TÜRKİYE, DEMOKRATİK ÜLKELER LİSTESİNDE 167 ÜLKE ARASINDA 110. SIRAYA GERİLİYOR
Değerli basın mensupları,
İngiltere’nin başkenti Londra’daki “The Economist Intelligence Unit” adlı araştırma ve analiz ünitesi, 2006 yılından bu yana ülkelerin demokrasi puanlarını rapor halinde yayınlıyor.
Yıllara göre Türkiye’nin performansına bakıldığında, 2006 yılında 5,7 puan ile dünya ortalamasının üstünde ve 88. sırada yer alan Türkiye 2013 yılına kadar stabil bir performans sergiliyor.
2013 yılından 2019 yılına kadar ise demokrasi endeks puanı her yıl düşen Türkiye, demokratik ülkeler listesinde 167 ülke arasında 110. Sıraya geriliyor.
Bu durum da net olarak gösteriyor ki, AK Parti’nin Partili Cumhurbaşkanı ısrarı ve getirilen bu ucube sistem Türkiye’yi üçüncü Dünya ülkelerinin arasına soktu.
Merkezi Washington’da olan demokrasi ve insan hakları konularında araştırmalar yapan “Freedom House” da her yıl “Dünyada Özgürlük” başlıklı rapor yayınlıyor. Siyasi haklar ve hukuki sorumluluk başlıklı iki farklı kalemin farklı puanlandığı ve bu puanların toplanmasıyla hesaplanan özgürlük puanı kuruluş tarafından açıklanıyor. Buna göre, 2002 yılında kısmen özgür ülkeler arasında yer alan Türkiye’nin özgürlük puanı 2005 yılından 2013 yılına kadar azar azar düşüş yaşıyor, 2013 yılından sonra ise daha fazla düşüş gösteriyor. 2017 yılında 38 puanla kısmen özgür olarak nitelendirilen Türkiye’nin 2018 yılında puanı 32’ye düşüyor.

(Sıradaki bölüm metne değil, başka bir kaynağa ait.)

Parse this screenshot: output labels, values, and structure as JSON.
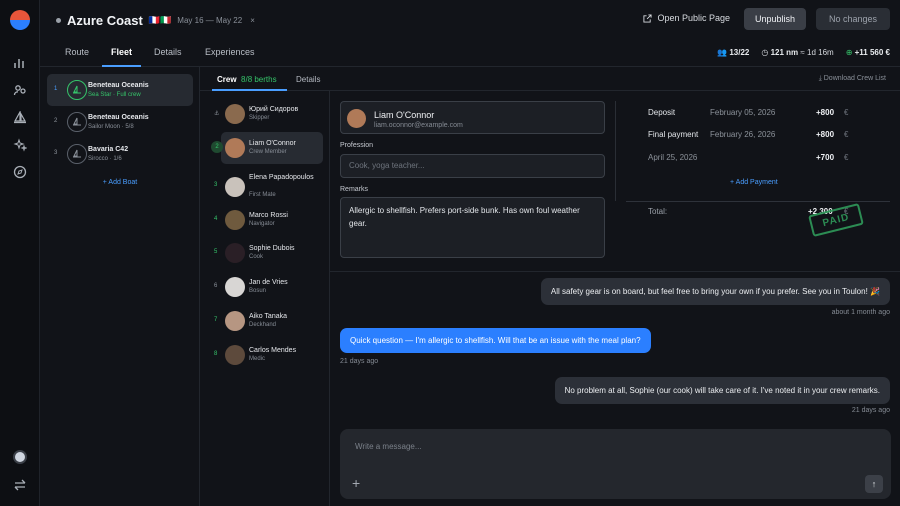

Freedom House’un 2020 yılına dair en güncel verilerine göre ise Türkiye’nin özgürlük endeksi puanı 32 ve bu puan neticesinde Türkiye, “özgür olmayan ülke” olarak sınıflandırılıyor. Ayrıca Türkiye’nin “erişim engelleri”, “içerik sınırları” ve “kullanıcı haklarının ihlali” kalemleriyle açıklanan internet özgürlüğü puanı da 37 ve bu hali ile de özgür olmayan ülke olarak tanımlanıyor.

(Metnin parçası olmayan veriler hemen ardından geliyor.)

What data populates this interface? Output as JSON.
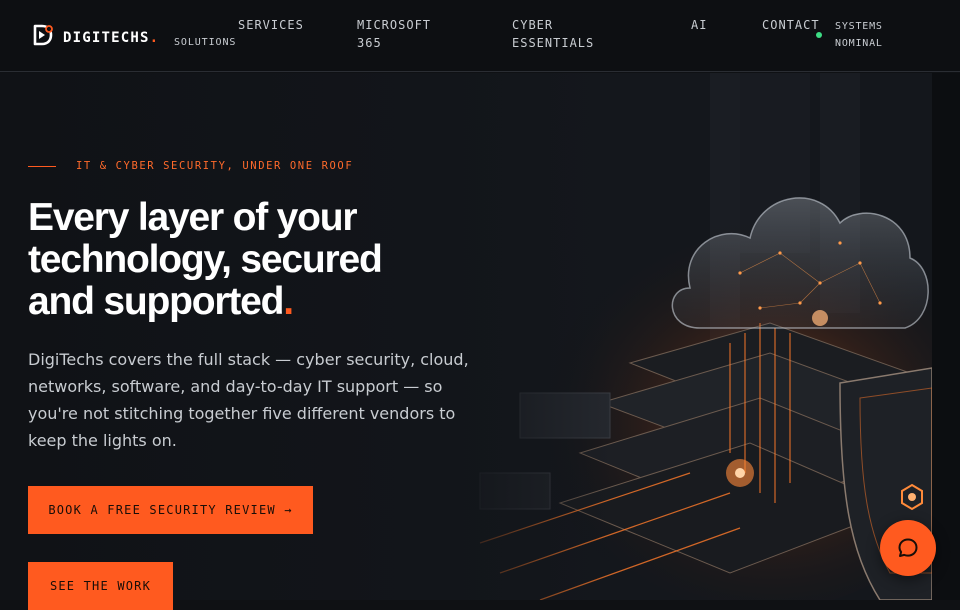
{
  "brand": {
    "name": "DIGITECHS",
    "dot": "."
  },
  "nav": {
    "items": [
      {
        "line1": "SERVICES",
        "line2": ""
      },
      {
        "line1": "SOLUTIONS",
        "line2": ""
      },
      {
        "line1": "MICROSOFT",
        "line2": "365"
      },
      {
        "line1": "CYBER",
        "line2": "ESSENTIALS"
      },
      {
        "line1": "AI",
        "line2": ""
      },
      {
        "line1": "CONTACT",
        "line2": ""
      }
    ]
  },
  "status": {
    "line1": "SYSTEMS",
    "line2": "NOMINAL",
    "color": "#3ddc84"
  },
  "hero": {
    "eyebrow": "IT & CYBER SECURITY, UNDER ONE ROOF",
    "headline": "Every layer of your technology, secured and supported",
    "headline_dot": ".",
    "lead": "DigiTechs covers the full stack — cyber security, cloud, networks, software, and day-to-day IT support — so you're not stitching together five different vendors to keep the lights on.",
    "primary_cta": "BOOK A FREE SECURITY REVIEW →",
    "secondary_cta": "SEE THE WORK"
  },
  "icons": {
    "logo": "digitechs-logo-icon",
    "chat": "chat-bubble-icon",
    "hero_image": "cloud-server-shield-illustration"
  },
  "colors": {
    "accent": "#ff5a1f",
    "background": "#0f1114",
    "text": "#ffffff"
  }
}
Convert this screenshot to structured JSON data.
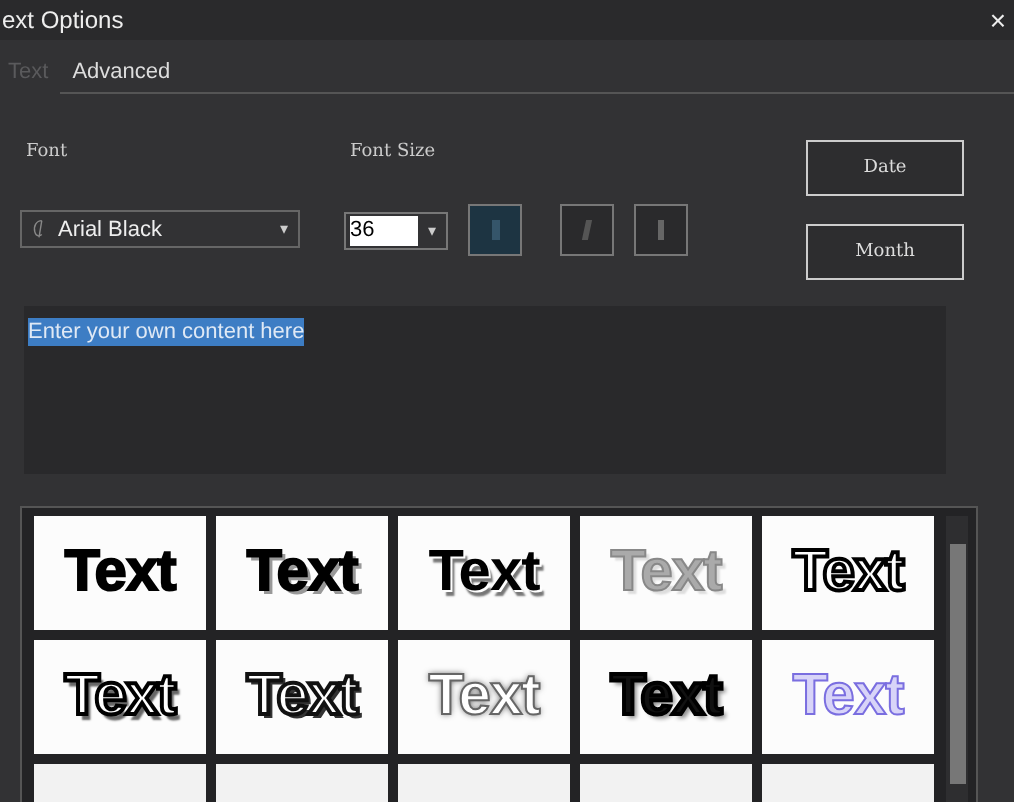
{
  "window": {
    "title": "ext Options",
    "close": "×"
  },
  "tabs": [
    {
      "label": "Text",
      "selected": true
    },
    {
      "label": "Advanced",
      "selected": false
    }
  ],
  "font": {
    "label": "Font",
    "value": "Arial Black",
    "arrow": "▾"
  },
  "font_size": {
    "label": "Font Size",
    "value": "36",
    "arrow": "▾"
  },
  "style_buttons": [
    {
      "kind": "bold",
      "selected": true
    },
    {
      "kind": "italic",
      "selected": false
    },
    {
      "kind": "underline",
      "selected": false
    }
  ],
  "buttons": [
    "Date",
    "Month"
  ],
  "content": {
    "value": "Enter your own content here"
  },
  "presets": [
    {
      "text": "Text",
      "kind": "plain"
    },
    {
      "text": "Text",
      "kind": "shadow"
    },
    {
      "text": "Text",
      "kind": "soft"
    },
    {
      "text": "Text",
      "kind": "metal"
    },
    {
      "text": "Text",
      "kind": "outline"
    },
    {
      "text": "Text",
      "kind": "outline-shadow"
    },
    {
      "text": "Text",
      "kind": "outline-dark"
    },
    {
      "text": "Text",
      "kind": "glow"
    },
    {
      "text": "Text",
      "kind": "stroke"
    },
    {
      "text": "Text",
      "kind": "lavender"
    }
  ]
}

BASIN ÖZGÜRLÜĞÜ ENDEKSİ’NDE TÜRKİYE, ŞU ANDA DA 180 ÜLKE ARASINDA YİNE 154. SIRADA
Bir de İktidar’ın hep özgür olarak gördüğü, kendinden olmayanın yazmasına, çizmesine, konuşmasına tahammül edemediği, susturmaya çalıştığı Basın gerçeği var. 2002 yılından bu yana her sene yayınlanan Basın Özgürlüğü Endeksi’nde 180 ülke inceleniyor.
Her ülkedeki gazetecilerin güvenliğini, çoğulculuğu, medyanın bağımsızlığını değerlendiren bu endekste Türkiye, 2003 yılında dünyadaki 166 ülke içinde 115. sırada yer alıyor. 2005 yılından 2014 yılına kadar yapılan sıralamada 154. sıraya kadar gerileyen Türkiye, şu anda da 180 ülke arasında yine 154. sırada.
Türkiye Gazeteciler Sendikası’nın 3 Mayıs’ta yayınladığı rapora göre şu anda Türkiye’de cezaevindeki gazeteci sayısı 86. Bu mu demokrasi?
Bakın, basına Mayıs ayında İYİ Parti cezası verildi. RTÜK, Akşener’in yayın konuğu olduğu “Teke Tek” programında Fatih Altaylı’nın kullandığı bazı ifadeler nedeni ile Habertürk’e üst sınırdan idari para cezası ceza kesti. Bu cezanın ardından Demirören Medya, daha doğrusu Tüpçü Medya, İYİ Parti’nin 19 Mayıs reklam filmini yayınlamadı.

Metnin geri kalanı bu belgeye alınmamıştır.